What’s the Goal of Welfare Reform?
Pennsylvania's welfare system focuses on how much one needs to “get by” or how many different services and programs one can qualify for. These are well-intentioned attitudes that stem from a serious desire to give dignity to every person, but they are unhelpful and even harmful in the long-term.
Instead, welfare programs should ask what is your biggest obstacle to work or how can we help you find that next best job?
That's a night and day difference. The difference between making poverty tolerable and equipping people for long-term success and independence. In the end, fewer individuals on food stamps (SNAP) and Medicaid should be everyone's goal.
When individuals receiving food stamps in Kansas and Maine were required to work or volunteer part time, half of those who left the program had their incomes double within a year. Returning to work improved their lives.
Likewise, roughly 535,000 fewer Floridians depend on food stamps due to the power of work requirements.
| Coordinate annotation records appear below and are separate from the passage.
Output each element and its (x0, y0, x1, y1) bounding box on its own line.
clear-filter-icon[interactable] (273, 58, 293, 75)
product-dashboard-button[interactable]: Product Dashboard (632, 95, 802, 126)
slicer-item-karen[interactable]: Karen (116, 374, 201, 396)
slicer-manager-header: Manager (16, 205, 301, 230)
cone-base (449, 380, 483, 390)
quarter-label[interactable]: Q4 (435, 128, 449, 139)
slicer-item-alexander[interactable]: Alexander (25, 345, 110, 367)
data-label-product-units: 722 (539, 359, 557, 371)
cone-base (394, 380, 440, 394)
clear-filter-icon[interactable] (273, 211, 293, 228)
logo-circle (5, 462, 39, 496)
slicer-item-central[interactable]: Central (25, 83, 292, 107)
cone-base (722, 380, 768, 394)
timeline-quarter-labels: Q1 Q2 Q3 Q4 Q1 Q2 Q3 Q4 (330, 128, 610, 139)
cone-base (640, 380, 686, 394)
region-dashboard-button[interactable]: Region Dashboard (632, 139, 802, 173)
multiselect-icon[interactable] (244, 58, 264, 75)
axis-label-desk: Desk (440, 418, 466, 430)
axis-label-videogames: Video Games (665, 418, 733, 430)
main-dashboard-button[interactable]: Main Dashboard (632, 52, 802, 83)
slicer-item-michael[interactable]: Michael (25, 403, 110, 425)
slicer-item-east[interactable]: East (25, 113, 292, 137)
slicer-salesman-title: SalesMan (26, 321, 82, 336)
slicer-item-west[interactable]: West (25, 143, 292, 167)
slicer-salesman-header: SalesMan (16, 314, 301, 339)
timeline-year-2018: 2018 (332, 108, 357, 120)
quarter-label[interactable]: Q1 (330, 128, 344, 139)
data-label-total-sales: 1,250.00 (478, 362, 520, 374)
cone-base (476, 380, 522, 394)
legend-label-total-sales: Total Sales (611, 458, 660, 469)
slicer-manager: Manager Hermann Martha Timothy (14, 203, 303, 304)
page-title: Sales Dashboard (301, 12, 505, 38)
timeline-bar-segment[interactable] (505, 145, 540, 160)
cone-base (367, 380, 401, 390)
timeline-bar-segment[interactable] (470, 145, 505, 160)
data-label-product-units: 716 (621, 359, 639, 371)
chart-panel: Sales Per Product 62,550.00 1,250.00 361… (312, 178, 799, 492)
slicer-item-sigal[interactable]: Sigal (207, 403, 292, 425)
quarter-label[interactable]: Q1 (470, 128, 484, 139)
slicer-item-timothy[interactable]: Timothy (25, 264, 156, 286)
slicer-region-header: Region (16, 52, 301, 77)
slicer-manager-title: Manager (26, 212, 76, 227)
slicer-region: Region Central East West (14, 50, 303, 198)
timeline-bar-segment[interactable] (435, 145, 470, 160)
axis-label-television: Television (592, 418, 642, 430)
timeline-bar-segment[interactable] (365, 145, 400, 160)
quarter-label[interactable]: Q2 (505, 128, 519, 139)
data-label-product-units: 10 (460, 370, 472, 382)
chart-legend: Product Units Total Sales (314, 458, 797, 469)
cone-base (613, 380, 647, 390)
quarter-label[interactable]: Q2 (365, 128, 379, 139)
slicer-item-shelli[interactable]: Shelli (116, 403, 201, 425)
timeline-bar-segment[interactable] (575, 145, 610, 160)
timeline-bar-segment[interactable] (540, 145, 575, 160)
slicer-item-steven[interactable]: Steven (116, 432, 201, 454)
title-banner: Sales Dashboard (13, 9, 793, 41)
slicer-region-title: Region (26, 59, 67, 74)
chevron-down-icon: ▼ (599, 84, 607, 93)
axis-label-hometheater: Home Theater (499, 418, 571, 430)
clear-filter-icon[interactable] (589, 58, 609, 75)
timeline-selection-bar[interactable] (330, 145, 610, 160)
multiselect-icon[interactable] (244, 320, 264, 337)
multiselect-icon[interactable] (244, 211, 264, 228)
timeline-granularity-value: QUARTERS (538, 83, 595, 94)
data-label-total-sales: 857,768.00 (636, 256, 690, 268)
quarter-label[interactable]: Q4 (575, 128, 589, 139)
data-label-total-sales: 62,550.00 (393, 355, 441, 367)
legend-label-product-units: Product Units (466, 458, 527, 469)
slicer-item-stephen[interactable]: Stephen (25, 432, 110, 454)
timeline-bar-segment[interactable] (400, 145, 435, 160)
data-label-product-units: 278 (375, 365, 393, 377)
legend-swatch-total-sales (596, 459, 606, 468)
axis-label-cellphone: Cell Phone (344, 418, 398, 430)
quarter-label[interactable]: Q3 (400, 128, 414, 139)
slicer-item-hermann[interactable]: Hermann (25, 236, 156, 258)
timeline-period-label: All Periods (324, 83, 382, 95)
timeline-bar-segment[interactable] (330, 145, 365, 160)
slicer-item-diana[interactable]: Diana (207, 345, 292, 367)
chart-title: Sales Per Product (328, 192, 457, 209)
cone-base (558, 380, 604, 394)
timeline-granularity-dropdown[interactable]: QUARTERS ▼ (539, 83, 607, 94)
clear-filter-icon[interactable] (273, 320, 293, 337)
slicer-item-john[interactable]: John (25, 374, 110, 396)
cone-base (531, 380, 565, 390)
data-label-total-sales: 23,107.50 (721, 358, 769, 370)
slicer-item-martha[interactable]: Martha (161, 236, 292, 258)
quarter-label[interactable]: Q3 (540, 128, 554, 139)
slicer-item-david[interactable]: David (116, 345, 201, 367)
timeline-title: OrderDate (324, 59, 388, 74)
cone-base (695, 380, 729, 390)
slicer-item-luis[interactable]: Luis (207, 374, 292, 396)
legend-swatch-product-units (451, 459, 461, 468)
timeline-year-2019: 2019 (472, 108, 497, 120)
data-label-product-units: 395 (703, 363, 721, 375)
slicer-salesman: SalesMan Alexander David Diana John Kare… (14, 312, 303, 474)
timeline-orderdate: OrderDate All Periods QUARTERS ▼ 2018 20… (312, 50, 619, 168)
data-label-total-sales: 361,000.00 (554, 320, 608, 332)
Even states with relatively small human service programs are embracing this view of work as the pathway to prosperity. Last year Nebraska instituted a SNAP re-employment pilot program designed to help recipients find that next best job by bringing together human service and department of labor resources. To date, the increased annual salary on average for participants is $10,249. About half of the clients helped thus far have been able to decrease the amount of SNAP benefits needed, and the other half no longer have a need for SNAP benefits at all.
The Medicaid work waiver and food stamp work-first reforms sweeping the nation are controversial, but they shouldn't be. There is nothing controversial about pursuing policies that help people live better lives.
If modest reforms in a program like SNAP can help tens of thousands bolster their incomes and quality of life, imagine the potential for Medicaid.
Medicaid enrolls a quarter of Pennsylvanians. It is inefficient, low quality, and growing at an alarming rate. State and local taxpayers provide more resources to the healthy low-income Medicaid population than to families in severe poverty, about $7,895 per capita, compared to $4,500 per capita. Dozens of waivers indicate the program is ill-suited for today's complex medical needs and research has shown private insurance provides higher-quality care than Medicaid. Plus, Medicaid spending in Pennsylvania is growing at a rate of 5.7 percent, outpacing the state’s two percent economic growth.
We can be better stewards of limited Medicaid resources by using work and community service requirements to maximize prosperity and purpose for all enrollees. That's an uplifting and noble pursuit we should all be eager to join.